The field manager suggested I rake up all the brown spots and do my own seeding.


“Isn’t that your job?” I said curiously.


“No,” he answered bluntly.


So, as Sue did with me, I fired him.


Then I called Vinny Pitre of O’Connell’s Landscaping, the Long Island company that had been cutting what little grass we had left.


Vinny came over, surveyed the pathetic landscape and gave me his expert assessment: “Your yard looks like hell.”


The solution, he said, was to thatch the entire property, cover it with topsoil and cover the soil with grass seed.


“It’s the right time of year to do it,” Vinny said, adding that I had to run the sprinklers twice a day, at dusk and overnight, for 30 minutes in each of our five working zones for about six weeks.
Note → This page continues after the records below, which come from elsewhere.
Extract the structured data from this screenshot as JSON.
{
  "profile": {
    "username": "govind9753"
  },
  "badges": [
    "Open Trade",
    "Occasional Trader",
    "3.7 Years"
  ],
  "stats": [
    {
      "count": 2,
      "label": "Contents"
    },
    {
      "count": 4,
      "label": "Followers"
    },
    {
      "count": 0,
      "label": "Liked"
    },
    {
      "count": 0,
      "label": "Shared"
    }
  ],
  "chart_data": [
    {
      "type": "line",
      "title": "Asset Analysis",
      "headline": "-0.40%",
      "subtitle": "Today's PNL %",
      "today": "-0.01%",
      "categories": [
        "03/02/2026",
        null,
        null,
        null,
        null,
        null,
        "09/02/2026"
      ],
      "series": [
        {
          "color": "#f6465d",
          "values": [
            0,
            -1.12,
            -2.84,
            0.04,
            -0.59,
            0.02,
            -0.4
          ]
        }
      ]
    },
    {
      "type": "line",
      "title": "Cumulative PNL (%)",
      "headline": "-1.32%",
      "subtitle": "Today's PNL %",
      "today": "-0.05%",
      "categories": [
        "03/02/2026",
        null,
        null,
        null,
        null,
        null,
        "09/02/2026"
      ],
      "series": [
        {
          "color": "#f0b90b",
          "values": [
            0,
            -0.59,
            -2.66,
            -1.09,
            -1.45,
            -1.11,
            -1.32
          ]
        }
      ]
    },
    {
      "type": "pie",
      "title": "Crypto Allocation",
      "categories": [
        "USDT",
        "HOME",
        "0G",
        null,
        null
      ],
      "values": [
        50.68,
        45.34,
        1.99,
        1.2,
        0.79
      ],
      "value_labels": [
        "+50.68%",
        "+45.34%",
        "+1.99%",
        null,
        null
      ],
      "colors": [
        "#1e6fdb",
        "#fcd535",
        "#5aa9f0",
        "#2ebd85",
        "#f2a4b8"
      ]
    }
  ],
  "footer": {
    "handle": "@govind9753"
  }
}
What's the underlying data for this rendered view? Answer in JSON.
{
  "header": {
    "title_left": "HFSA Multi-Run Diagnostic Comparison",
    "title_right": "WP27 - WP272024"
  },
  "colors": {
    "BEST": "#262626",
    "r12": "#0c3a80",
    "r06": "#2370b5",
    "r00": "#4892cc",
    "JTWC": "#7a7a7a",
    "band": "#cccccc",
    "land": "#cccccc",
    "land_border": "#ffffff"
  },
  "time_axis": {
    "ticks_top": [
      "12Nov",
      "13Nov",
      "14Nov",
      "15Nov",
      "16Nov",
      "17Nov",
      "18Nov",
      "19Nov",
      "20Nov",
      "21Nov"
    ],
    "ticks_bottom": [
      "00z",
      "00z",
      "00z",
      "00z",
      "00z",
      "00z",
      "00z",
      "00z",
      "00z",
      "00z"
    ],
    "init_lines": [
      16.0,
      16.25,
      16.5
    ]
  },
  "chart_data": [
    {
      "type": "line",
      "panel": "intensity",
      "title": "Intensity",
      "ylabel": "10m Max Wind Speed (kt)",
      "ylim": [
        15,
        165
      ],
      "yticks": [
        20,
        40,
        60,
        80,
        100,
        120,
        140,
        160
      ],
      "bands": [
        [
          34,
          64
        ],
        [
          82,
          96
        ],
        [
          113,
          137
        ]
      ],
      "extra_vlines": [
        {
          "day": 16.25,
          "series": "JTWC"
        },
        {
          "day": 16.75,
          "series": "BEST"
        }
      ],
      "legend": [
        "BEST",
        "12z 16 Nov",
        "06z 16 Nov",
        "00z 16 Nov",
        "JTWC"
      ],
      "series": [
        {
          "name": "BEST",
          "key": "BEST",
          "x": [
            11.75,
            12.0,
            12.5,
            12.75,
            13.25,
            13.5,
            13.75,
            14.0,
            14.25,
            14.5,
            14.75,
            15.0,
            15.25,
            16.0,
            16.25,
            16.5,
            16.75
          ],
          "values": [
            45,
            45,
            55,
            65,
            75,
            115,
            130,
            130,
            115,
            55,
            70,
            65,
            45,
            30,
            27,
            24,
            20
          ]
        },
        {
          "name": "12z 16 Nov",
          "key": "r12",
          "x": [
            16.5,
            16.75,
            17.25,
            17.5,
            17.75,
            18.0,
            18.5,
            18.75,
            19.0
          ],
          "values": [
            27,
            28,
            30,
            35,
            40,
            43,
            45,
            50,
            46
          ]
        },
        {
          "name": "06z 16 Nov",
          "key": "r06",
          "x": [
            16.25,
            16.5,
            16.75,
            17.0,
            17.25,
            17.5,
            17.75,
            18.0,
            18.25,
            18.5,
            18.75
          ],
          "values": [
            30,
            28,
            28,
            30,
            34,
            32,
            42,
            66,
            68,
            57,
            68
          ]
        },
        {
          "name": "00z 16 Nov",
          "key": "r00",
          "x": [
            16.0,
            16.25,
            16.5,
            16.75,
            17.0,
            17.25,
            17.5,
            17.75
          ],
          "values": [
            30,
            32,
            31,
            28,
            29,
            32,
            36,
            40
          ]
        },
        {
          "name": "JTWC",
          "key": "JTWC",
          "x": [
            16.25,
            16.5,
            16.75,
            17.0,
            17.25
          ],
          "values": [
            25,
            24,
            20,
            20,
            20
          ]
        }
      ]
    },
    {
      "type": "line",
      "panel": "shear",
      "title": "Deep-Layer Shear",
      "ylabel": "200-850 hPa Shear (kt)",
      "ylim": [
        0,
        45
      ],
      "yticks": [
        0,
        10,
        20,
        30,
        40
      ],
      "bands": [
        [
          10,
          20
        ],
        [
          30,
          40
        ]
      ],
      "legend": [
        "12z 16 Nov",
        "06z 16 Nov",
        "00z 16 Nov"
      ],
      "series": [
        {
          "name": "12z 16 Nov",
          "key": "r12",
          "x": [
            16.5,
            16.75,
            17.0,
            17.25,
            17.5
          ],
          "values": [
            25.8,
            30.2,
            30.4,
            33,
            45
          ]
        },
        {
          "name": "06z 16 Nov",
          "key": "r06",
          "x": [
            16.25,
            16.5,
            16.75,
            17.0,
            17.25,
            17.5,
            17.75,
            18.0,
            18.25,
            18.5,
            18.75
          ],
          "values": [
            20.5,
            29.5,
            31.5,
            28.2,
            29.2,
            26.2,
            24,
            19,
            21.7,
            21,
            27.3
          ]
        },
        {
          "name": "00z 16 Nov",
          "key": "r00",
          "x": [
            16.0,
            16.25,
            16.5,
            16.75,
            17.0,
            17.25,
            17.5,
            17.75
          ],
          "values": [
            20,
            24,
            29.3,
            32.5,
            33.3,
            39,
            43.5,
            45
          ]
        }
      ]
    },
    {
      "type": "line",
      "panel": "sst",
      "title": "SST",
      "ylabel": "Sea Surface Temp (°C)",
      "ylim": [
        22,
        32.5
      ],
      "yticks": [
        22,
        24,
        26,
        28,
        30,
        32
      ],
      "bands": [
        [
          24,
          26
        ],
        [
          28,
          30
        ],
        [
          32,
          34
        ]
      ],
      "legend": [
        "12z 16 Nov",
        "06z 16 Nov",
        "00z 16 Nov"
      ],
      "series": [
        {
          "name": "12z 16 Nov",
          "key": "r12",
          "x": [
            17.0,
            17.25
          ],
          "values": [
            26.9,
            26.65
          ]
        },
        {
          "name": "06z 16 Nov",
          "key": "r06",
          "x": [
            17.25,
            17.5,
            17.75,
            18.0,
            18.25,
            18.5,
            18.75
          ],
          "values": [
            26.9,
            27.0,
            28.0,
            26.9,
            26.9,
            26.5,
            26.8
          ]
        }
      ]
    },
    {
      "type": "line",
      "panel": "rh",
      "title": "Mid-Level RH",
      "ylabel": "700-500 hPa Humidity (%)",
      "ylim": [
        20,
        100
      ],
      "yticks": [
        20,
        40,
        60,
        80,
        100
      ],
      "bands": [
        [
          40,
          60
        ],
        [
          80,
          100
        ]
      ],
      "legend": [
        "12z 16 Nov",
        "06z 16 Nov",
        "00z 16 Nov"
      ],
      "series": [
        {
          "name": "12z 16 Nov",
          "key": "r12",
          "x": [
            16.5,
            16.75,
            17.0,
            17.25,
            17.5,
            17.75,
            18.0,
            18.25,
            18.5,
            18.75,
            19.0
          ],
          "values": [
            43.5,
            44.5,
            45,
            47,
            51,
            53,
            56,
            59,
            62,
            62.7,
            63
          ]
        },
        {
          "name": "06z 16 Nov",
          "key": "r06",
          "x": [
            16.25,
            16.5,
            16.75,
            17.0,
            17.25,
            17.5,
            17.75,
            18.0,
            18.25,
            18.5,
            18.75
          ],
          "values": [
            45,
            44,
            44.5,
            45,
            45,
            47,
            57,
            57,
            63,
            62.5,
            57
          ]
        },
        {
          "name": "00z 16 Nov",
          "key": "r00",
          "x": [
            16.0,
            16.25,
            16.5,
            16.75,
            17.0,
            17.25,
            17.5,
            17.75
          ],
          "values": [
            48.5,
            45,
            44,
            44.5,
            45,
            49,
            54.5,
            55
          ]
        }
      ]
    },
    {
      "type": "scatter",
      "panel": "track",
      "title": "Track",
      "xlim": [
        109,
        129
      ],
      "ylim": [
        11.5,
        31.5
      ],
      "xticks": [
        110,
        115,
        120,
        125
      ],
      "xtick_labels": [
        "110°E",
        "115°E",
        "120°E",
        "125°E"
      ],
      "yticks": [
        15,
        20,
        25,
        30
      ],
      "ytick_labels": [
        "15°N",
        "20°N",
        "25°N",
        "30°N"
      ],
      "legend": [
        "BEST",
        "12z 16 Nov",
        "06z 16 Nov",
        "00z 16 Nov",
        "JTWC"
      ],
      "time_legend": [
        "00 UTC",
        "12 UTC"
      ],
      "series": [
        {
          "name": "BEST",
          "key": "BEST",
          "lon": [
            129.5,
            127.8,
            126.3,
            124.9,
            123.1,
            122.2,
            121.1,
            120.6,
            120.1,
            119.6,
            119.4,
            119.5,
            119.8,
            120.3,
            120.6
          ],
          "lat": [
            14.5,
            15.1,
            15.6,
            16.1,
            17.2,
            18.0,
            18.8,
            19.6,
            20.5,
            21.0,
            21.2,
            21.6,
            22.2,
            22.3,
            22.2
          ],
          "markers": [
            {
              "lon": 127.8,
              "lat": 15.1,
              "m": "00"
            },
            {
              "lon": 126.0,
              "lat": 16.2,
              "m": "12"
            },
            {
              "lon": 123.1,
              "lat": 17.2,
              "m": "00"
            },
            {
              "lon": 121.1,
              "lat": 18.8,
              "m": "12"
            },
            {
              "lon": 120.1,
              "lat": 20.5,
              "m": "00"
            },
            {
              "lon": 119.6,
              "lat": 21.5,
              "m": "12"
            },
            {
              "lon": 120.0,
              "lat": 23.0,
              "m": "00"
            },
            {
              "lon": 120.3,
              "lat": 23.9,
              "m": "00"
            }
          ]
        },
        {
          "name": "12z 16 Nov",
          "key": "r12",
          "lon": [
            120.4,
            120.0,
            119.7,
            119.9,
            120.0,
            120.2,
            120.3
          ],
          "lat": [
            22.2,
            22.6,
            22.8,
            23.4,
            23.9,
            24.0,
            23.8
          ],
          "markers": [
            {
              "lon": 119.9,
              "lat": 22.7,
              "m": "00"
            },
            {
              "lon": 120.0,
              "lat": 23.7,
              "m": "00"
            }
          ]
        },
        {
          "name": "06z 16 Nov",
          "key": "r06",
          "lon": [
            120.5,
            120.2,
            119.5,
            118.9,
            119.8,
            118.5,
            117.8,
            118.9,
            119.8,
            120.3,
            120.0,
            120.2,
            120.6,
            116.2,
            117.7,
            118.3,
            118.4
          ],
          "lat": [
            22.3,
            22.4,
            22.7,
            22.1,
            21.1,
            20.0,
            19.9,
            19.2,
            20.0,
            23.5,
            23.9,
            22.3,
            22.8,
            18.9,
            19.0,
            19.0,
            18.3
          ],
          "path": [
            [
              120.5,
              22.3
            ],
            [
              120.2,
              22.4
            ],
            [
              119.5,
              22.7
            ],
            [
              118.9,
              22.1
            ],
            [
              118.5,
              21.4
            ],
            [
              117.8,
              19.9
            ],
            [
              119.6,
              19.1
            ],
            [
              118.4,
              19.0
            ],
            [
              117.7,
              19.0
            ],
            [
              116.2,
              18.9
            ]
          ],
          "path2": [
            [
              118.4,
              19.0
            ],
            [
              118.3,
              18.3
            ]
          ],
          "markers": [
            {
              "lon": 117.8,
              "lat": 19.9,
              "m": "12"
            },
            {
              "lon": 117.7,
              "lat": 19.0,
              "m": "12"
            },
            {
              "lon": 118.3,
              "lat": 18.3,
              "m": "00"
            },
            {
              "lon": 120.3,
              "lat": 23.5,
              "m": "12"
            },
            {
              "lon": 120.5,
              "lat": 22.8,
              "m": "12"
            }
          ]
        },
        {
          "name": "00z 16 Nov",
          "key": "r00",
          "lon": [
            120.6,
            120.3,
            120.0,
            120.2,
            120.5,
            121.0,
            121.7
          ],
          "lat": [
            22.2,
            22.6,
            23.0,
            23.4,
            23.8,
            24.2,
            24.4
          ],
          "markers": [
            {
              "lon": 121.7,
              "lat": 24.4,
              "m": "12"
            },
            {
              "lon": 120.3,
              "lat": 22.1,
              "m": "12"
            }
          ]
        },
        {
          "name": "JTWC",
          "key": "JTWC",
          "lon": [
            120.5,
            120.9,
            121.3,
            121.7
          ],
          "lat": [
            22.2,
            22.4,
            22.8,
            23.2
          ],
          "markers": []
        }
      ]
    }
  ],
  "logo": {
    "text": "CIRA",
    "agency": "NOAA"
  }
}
Mother Nature failed to cooperate because it didn’t rain for the first three weeks. And the sprinkler in the sixth zone was broken, so I had to water the side yard by hand with a garden hose twice every day, all while imagining a gargantuan water bill.


But eventually, like fuzz on a teenage boy’s cheeks, little green blades began to sprout from the earth.


“You’re doing a great job,” Vinny said when he came by for an inspection.


“Will my yard look as good as yours?” I asked.


“No,” Vinny answered flatly. “Nobody’s yard looks as good as mine. But you’ll have the best one in the neighborhood.”


Sue was happy to hear it.


“Finally,” I told her, “the grass will be greener on our side of the fence.”